Wednesday, November 29, 2017

More Hike From the Sarasota Trailhead

Sunday we hiked a loop counter clock-wise that we had done in March of this year.  In March we did it clock-wise.  It had been awhile, but we knew there was a turn off somewhere to make a loop.  It was also 90 degrees.  We walked, and walked and did not see a turn off.  Then we saw what we thought was our trail heading out into the hinterlands.  We flagged down a mountain biker and asked him if we were close to the turn off. 

We must have looked really old to this guy.  He told us that the trail would be steep and arduous and that the best thing for us would be to turn around and go back the way we came.  We were probably within five to 10 feet of the turn off, we just could not see it from where we were standing.  We were hot, I was concerned that we didn’t have enough water, so we turned around and retraced our steps.  We should have ignored the guy on the bike. 

So, I am going to document this hike some more, and maybe do a better job than last time, so we can remember it next year.

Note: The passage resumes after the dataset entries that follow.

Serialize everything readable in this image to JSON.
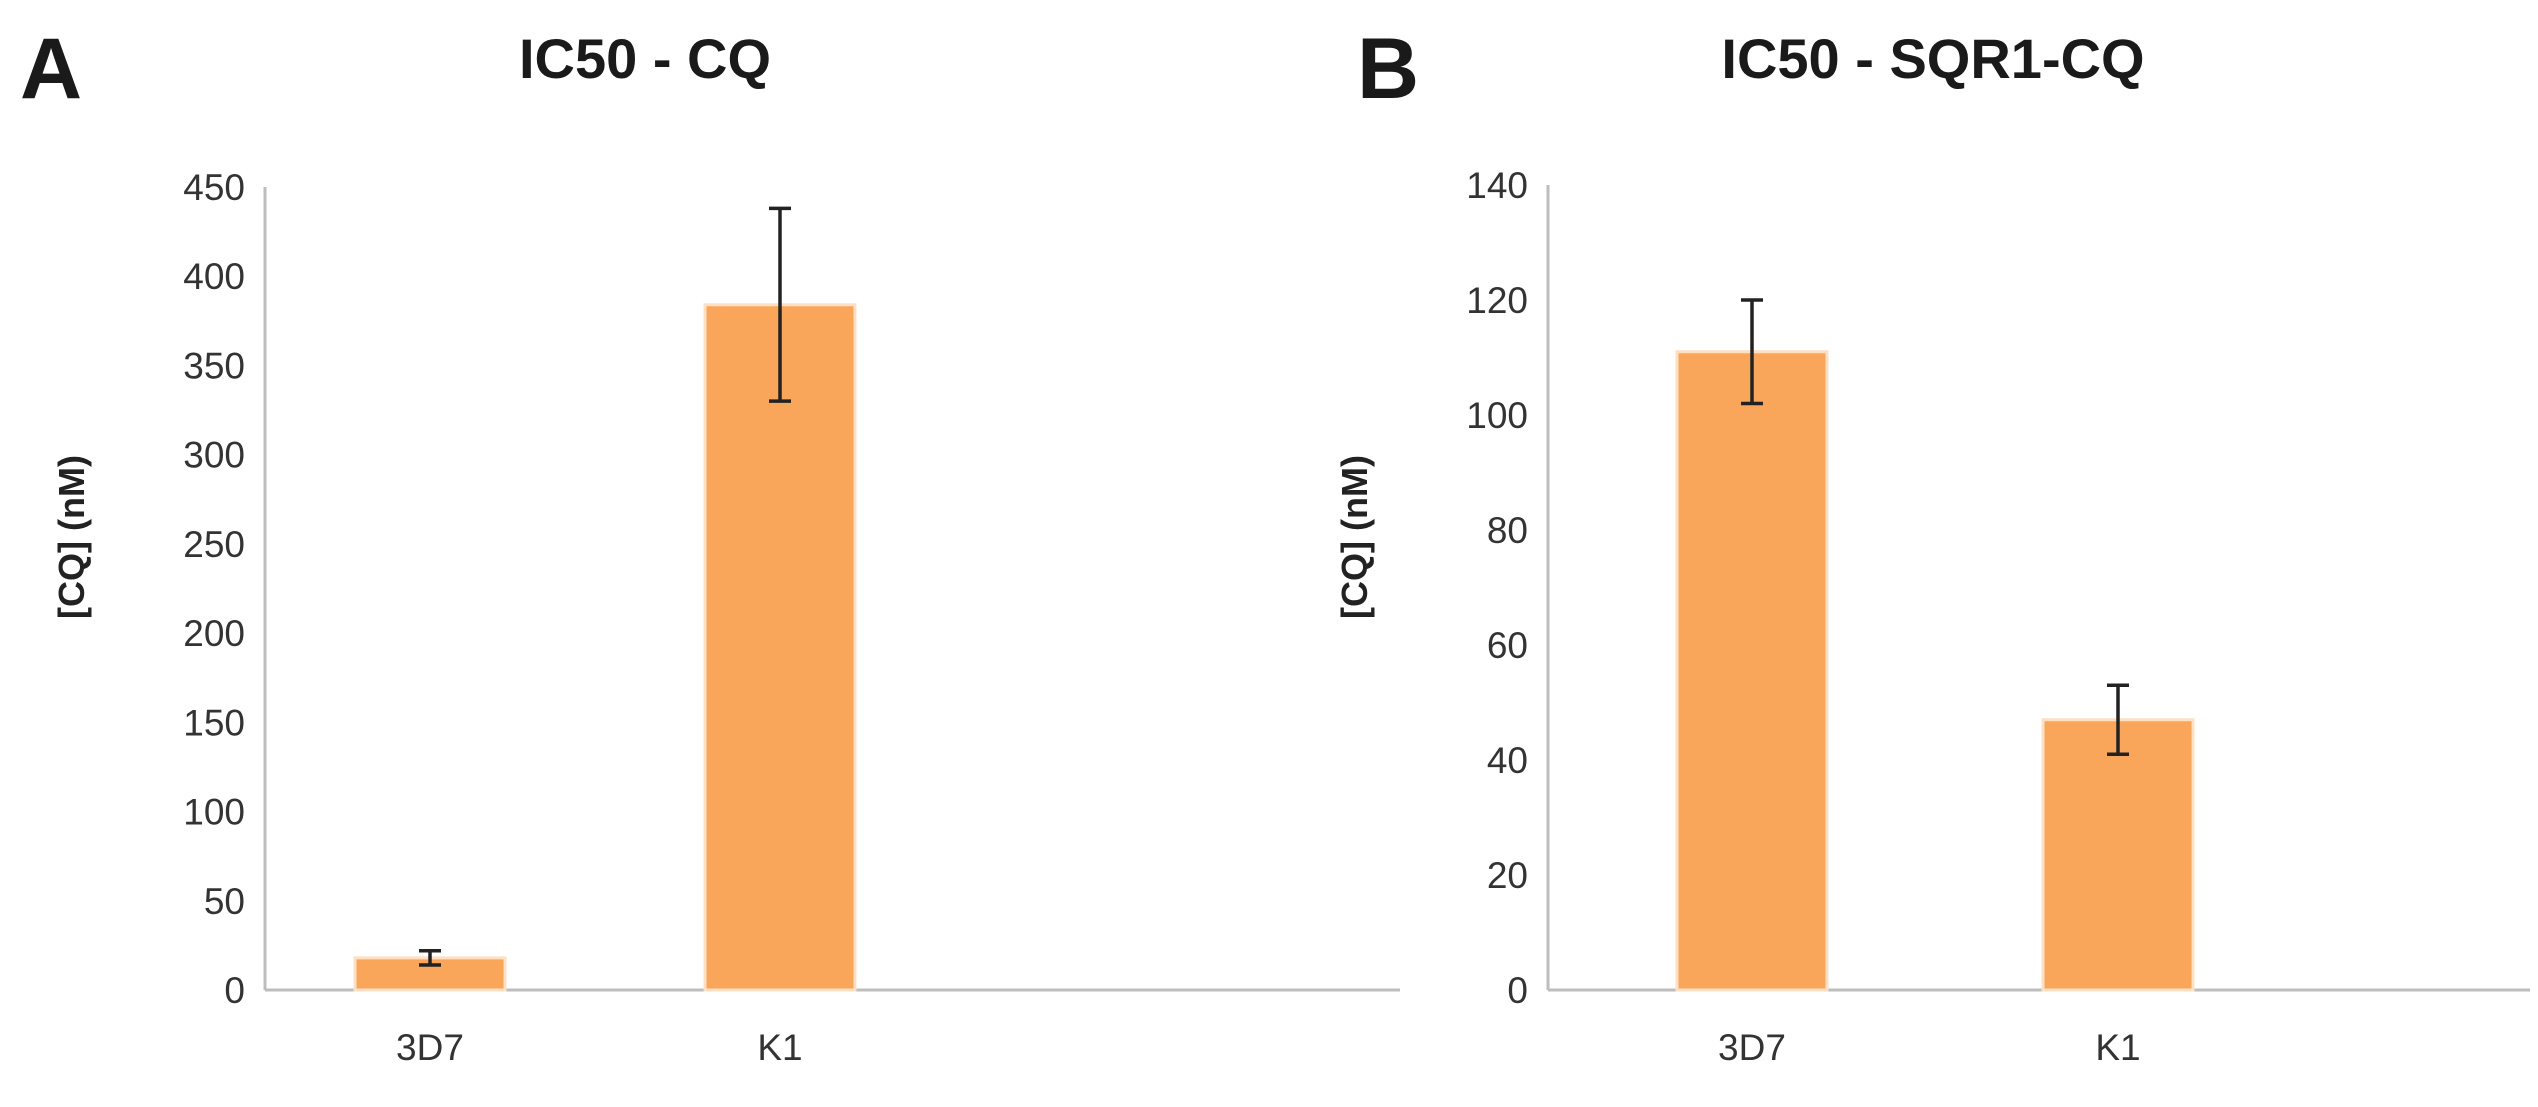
{
  "chart_data": [
    {
      "type": "bar",
      "panel": "A",
      "title": "IC50 - CQ",
      "xlabel": "",
      "ylabel": "[CQ] (nM)",
      "categories": [
        "3D7",
        "K1"
      ],
      "values": [
        18,
        384
      ],
      "errors": [
        4,
        54
      ],
      "ylim": [
        0,
        450
      ],
      "yticks": [
        0,
        50,
        100,
        150,
        200,
        250,
        300,
        350,
        400,
        450
      ],
      "grid": false,
      "bar_color": "#f9a65a",
      "bar_edge_color": "#fde0c4",
      "error_bar_color": "#222222"
    },
    {
      "type": "bar",
      "panel": "B",
      "title": "IC50 - SQR1-CQ",
      "xlabel": "",
      "ylabel": "[CQ] (nM)",
      "categories": [
        "3D7",
        "K1"
      ],
      "values": [
        111,
        47
      ],
      "errors": [
        9,
        6
      ],
      "ylim": [
        0,
        140
      ],
      "yticks": [
        0,
        20,
        40,
        60,
        80,
        100,
        120,
        140
      ],
      "grid": false,
      "bar_color": "#f9a65a",
      "bar_edge_color": "#fde0c4",
      "error_bar_color": "#222222"
    }
  ]
}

One leaves the trail head at the end of Sarasota and walks up the trail. Go past the map on the kiosk, that is the trail you want.  The trail will split and you will go left.  At this point there is nothing to do except follow the trail.  Eventually this rock formation will come into view.


The trail continues on and goes down into a wash, and then comes back up.


When you come up out of the wash, you’ll see what looks like a four way intersection.  There is actually a well defined section that has been ridden by many mountain bikes.  You don’t want that.  Make a sharp right and continue on keeping the wash, and that rock formation, on your right.  It doesn’t look like a trail, it looks like a drainage ditch, but that is where you want to be.


The trail will eventually go back into the wash and then head left.  Here you can see the trail about to drop into the wash, over on the right is where you just came from.


After the wash, there is nothing to do except stay on the trail.  It climbs up, and you can see this.  The notch between those two hills is where you’re heading.


This is what confused us Sunday.  This is the Yetman trail, we could see it from where we were standing, and we knew we did not want to go in that direction.


This is the turnoff to complete the loop.  The hill that one climbs is not arduous, it’s just a little steep.  If we had continued on, instead of turning around we would have seen this turn and would be been fine.


Eventually the trail will come to this wide space at the base of the Cat Mountain trail.  Hang a right into the gravel filled wash, take the first right out, and continue back to the original split in the trail.


So, there are now more instructions for this hike, half of which is not on the trail map at the trail head.

What is this?  It’s not poop.  When I poke at it with a pole, it’s soft and looses its shape easily. Poop generally has some structure to it.  There are no bones in it, so I don’t think it’s owl pellets.  Did you know you can buy owl pellets on Amazon?  They’re sterilized and sold as a teaching tool for kids to see what owls can make.  It appears to be compacted fur, but I’m at a loss as to which end of the animal it came out of.


It was a good hike.  The temperature finally dropped so we were much more comfortable and not worried about sun stroke.

1 comment:

  1. Ugh, I hate hiking in 90 degree heat! Glad you figured out where you went wrong!